After three weeks of back-and-forth with MediaTek’s FAE, Leo discovered the dirty secret: the MTK chip was toggling a "remote wakeup" flag incorrectly. The Windows CDC driver interpreted this as a power state fault. Leo wrote a small filter driver—a shim—that intercepted the IRPs and suppressed the wakeup feature until the network session was idle.

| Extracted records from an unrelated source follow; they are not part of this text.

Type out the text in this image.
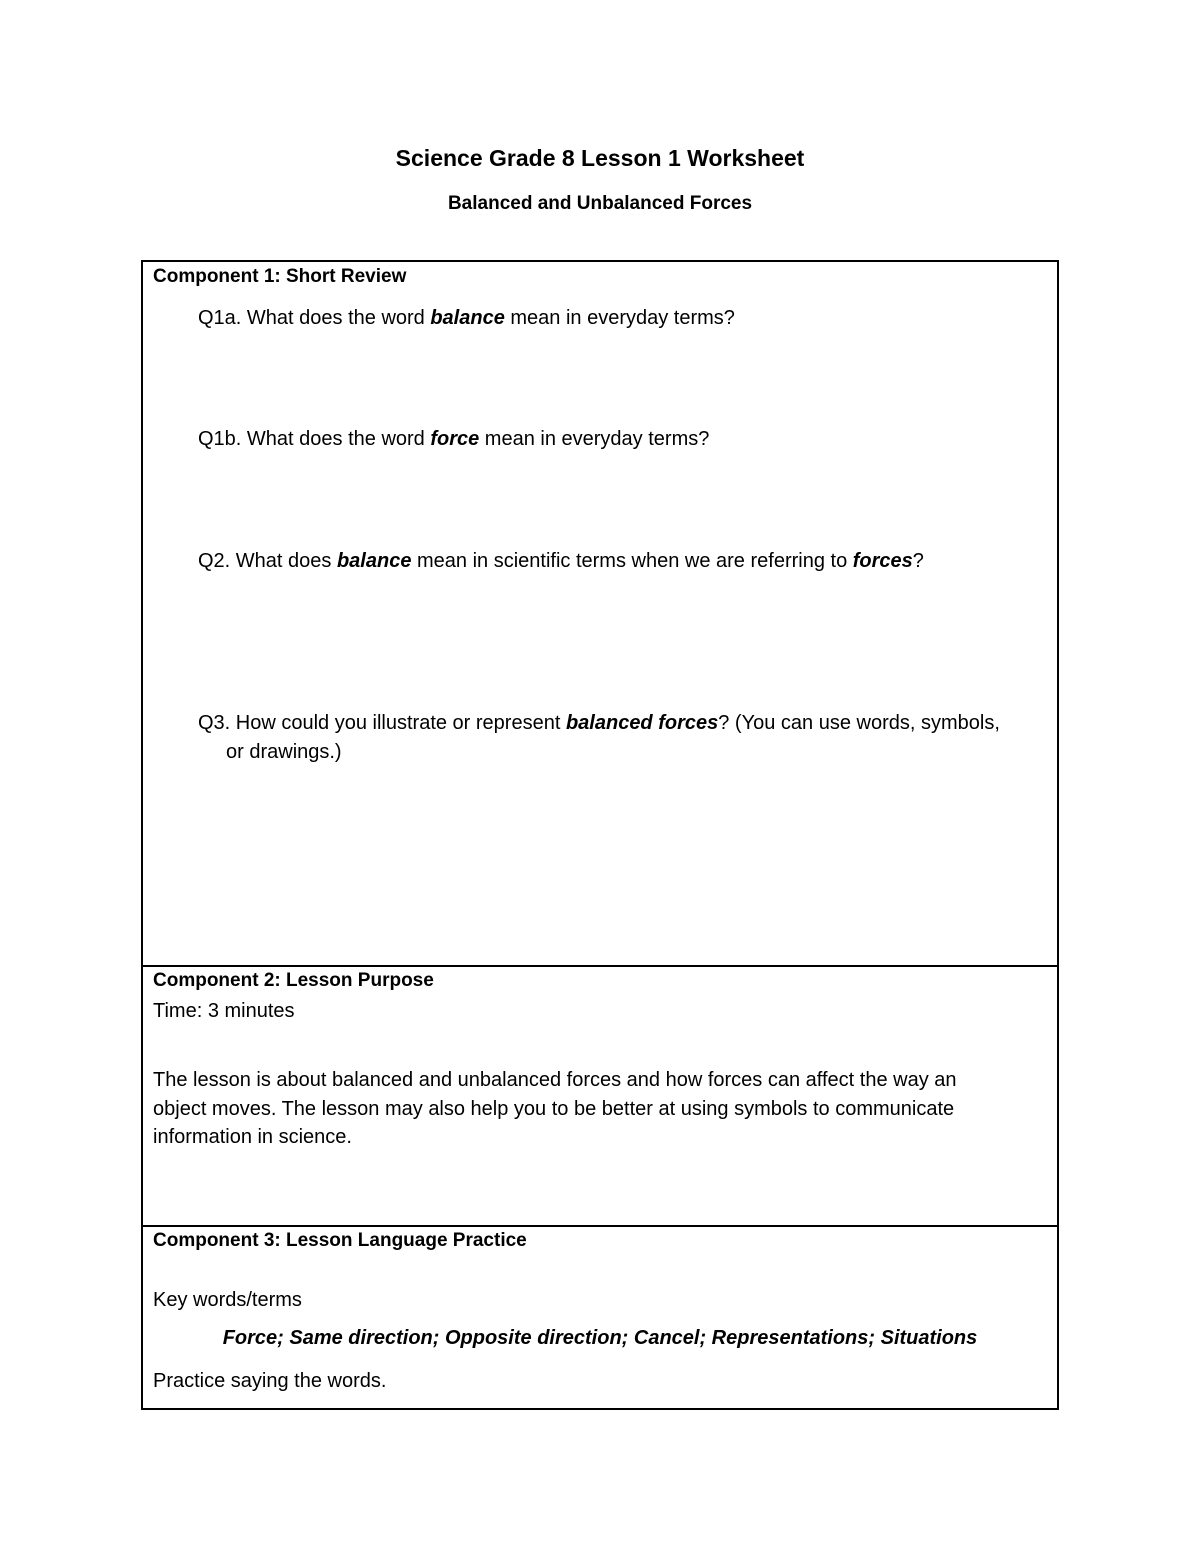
Science Grade 8 Lesson 1 Worksheet
Balanced and Unbalanced Forces
Component 1: Short Review
Q1a. What does the word balance mean in everyday terms?
Q1b. What does the word force mean in everyday terms?
Q2. What does balance mean in scientific terms when we are referring to forces?
Q3. How could you illustrate or represent balanced forces? (You can use words, symbols,
or drawings.)
Component 2: Lesson Purpose
Time: 3 minutes
The lesson is about balanced and unbalanced forces and how forces can affect the way an
object moves. The lesson may also help you to be better at using symbols to communicate
information in science.
Component 3: Lesson Language Practice
Key words/terms
Force; Same direction; Opposite direction; Cancel; Representations; Situations
Practice saying the words.
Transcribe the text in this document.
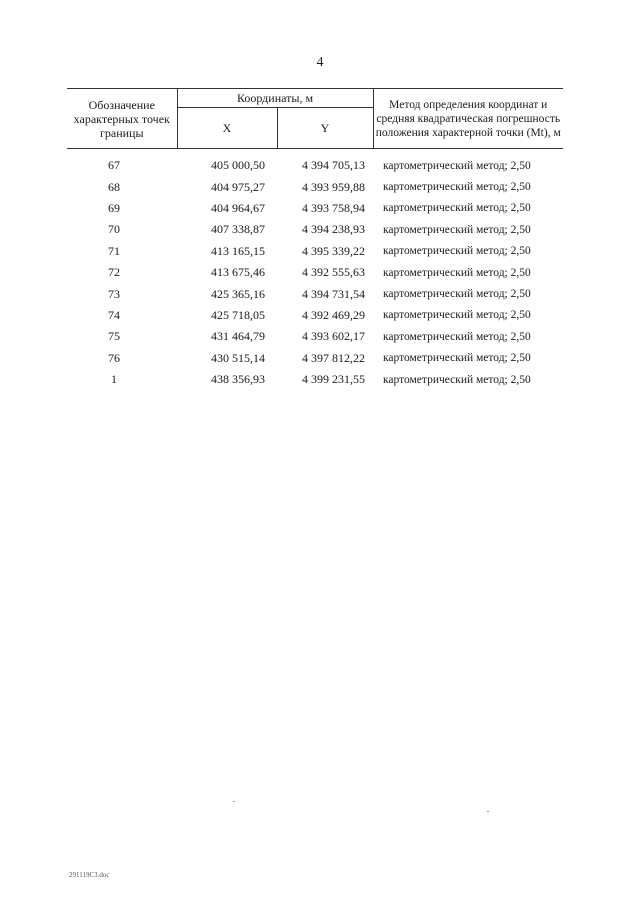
4
Обозначение характерных точек границы	Координаты, м		Метод определения координат и средняя квадратическая погрешность положения характерной точки (Mt), м
	X	Y	
67	405 000,50	4 394 705,13	картометрический метод; 2,50
68	404 975,27	4 393 959,88	картометрический метод; 2,50
69	404 964,67	4 393 758,94	картометрический метод; 2,50
70	407 338,87	4 394 238,93	картометрический метод; 2,50
71	413 165,15	4 395 339,22	картометрический метод; 2,50
72	413 675,46	4 392 555,63	картометрический метод; 2,50
73	425 365,16	4 394 731,54	картометрический метод; 2,50
74	425 718,05	4 392 469,29	картометрический метод; 2,50
75	431 464,79	4 393 602,17	картометрический метод; 2,50
76	430 515,14	4 397 812,22	картометрический метод; 2,50
1	438 356,93	4 399 231,55	картометрический метод; 2,50
291119C3.doc
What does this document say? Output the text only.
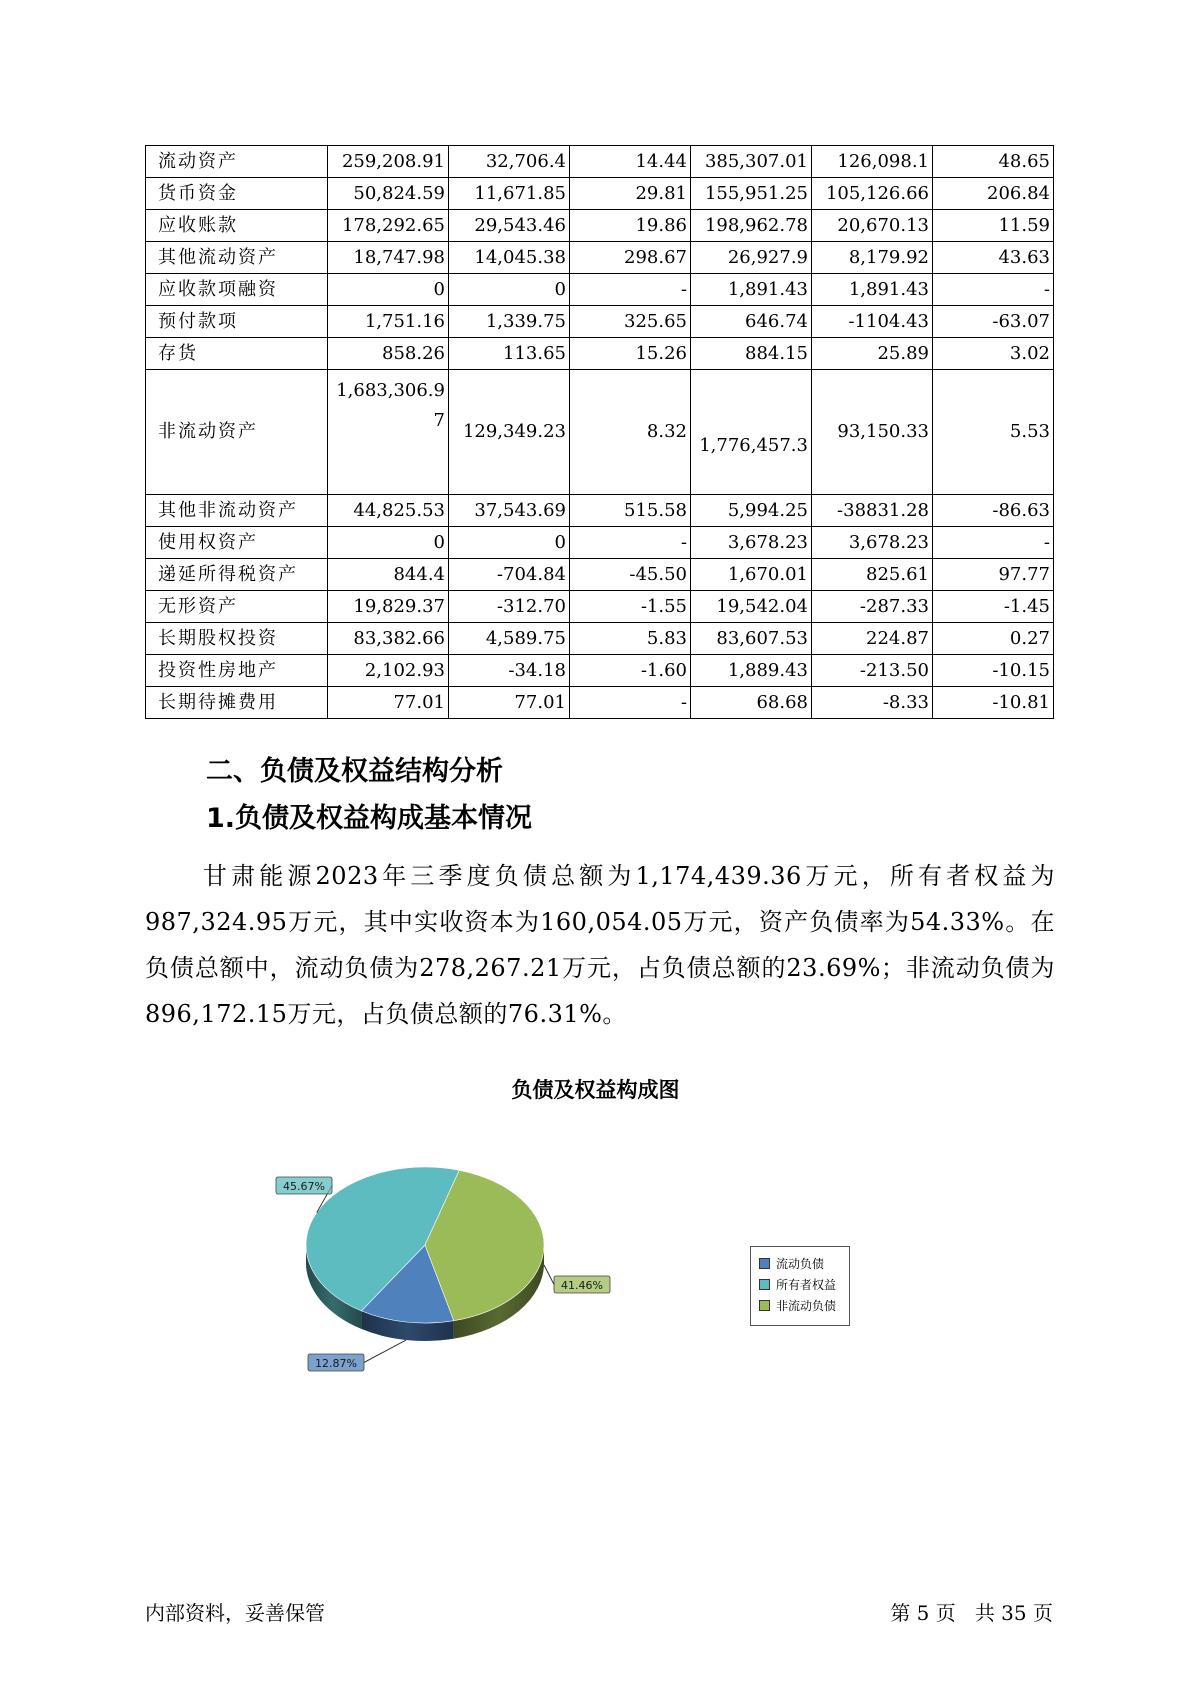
流动资产	259,208.91	32,706.4	14.44	385,307.01	126,098.1	48.65
货币资金	50,824.59	11,671.85	29.81	155,951.25	105,126.66	206.84
应收账款	178,292.65	29,543.46	19.86	198,962.78	20,670.13	11.59
其他流动资产	18,747.98	14,045.38	298.67	26,927.9	8,179.92	43.63
应收款项融资	0	0	-	1,891.43	1,891.43	-
预付款项	1,751.16	1,339.75	325.65	646.74	-1104.43	-63.07
存货	858.26	113.65	15.26	884.15	25.89	3.02
非流动资产	1,683,306.97	129,349.23	8.32	1,776,457.3	93,150.33	5.53
其他非流动资产	44,825.53	37,543.69	515.58	5,994.25	-38831.28	-86.63
使用权资产	0	0	-	3,678.23	3,678.23	-
递延所得税资产	844.4	-704.84	-45.50	1,670.01	825.61	97.77
无形资产	19,829.37	-312.70	-1.55	19,542.04	-287.33	-1.45
长期股权投资	83,382.66	4,589.75	5.83	83,607.53	224.87	0.27
投资性房地产	2,102.93	-34.18	-1.60	1,889.43	-213.50	-10.15
长期待摊费用	77.01	77.01	-	68.68	-8.33	-10.81
二、负债及权益结构分析
1.负债及权益构成基本情况
甘肃能源2023年三季度负债总额为1,174,439.36万元，所有者权益为987,324.95万元，其中实收资本为160,054.05万元，资产负债率为54.33%。在负债总额中，流动负债为278,267.21万元，占负债总额的23.69%；非流动负债为896,172.15万元，占负债总额的76.31%。
负债及权益构成图
12.87%
45.67%
41.46%
流动负债
所有者权益
非流动负债
内部资料，妥善保管	第 5 页   共 35 页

And Leo? He still doesn't trust the yellow exclamation mark. mediatek cdc driver for windows 10
That INF file, plus the tiny filter driver, became a signed package distributed via Windows Update. It now lives in 40,000 factory floors and logistics hubs—unseen, unheard, translating the silent language of MediaTek chips into the slow, deliberate dialect of Windows 10. After three weeks of back-and-forth with MediaTek’s FAE,
He opened a text editor and wrote:
[Manufacturer] %MfgName% = MediaTekDevices, NTamd64 [MediaTekDevices.NTamd64] %DeviceName% = USB_Install, USB\VID_0E8D&PID_7663 And Leo
MediaTek CDC ECM Data →
But it wasn't enough. Windows 10’s driver signing enforcement was the final boss. Leo had to boot into "Disable Driver Signature Enforcement" or submit the driver to Microsoft’s Hardware Dev Center for attestation.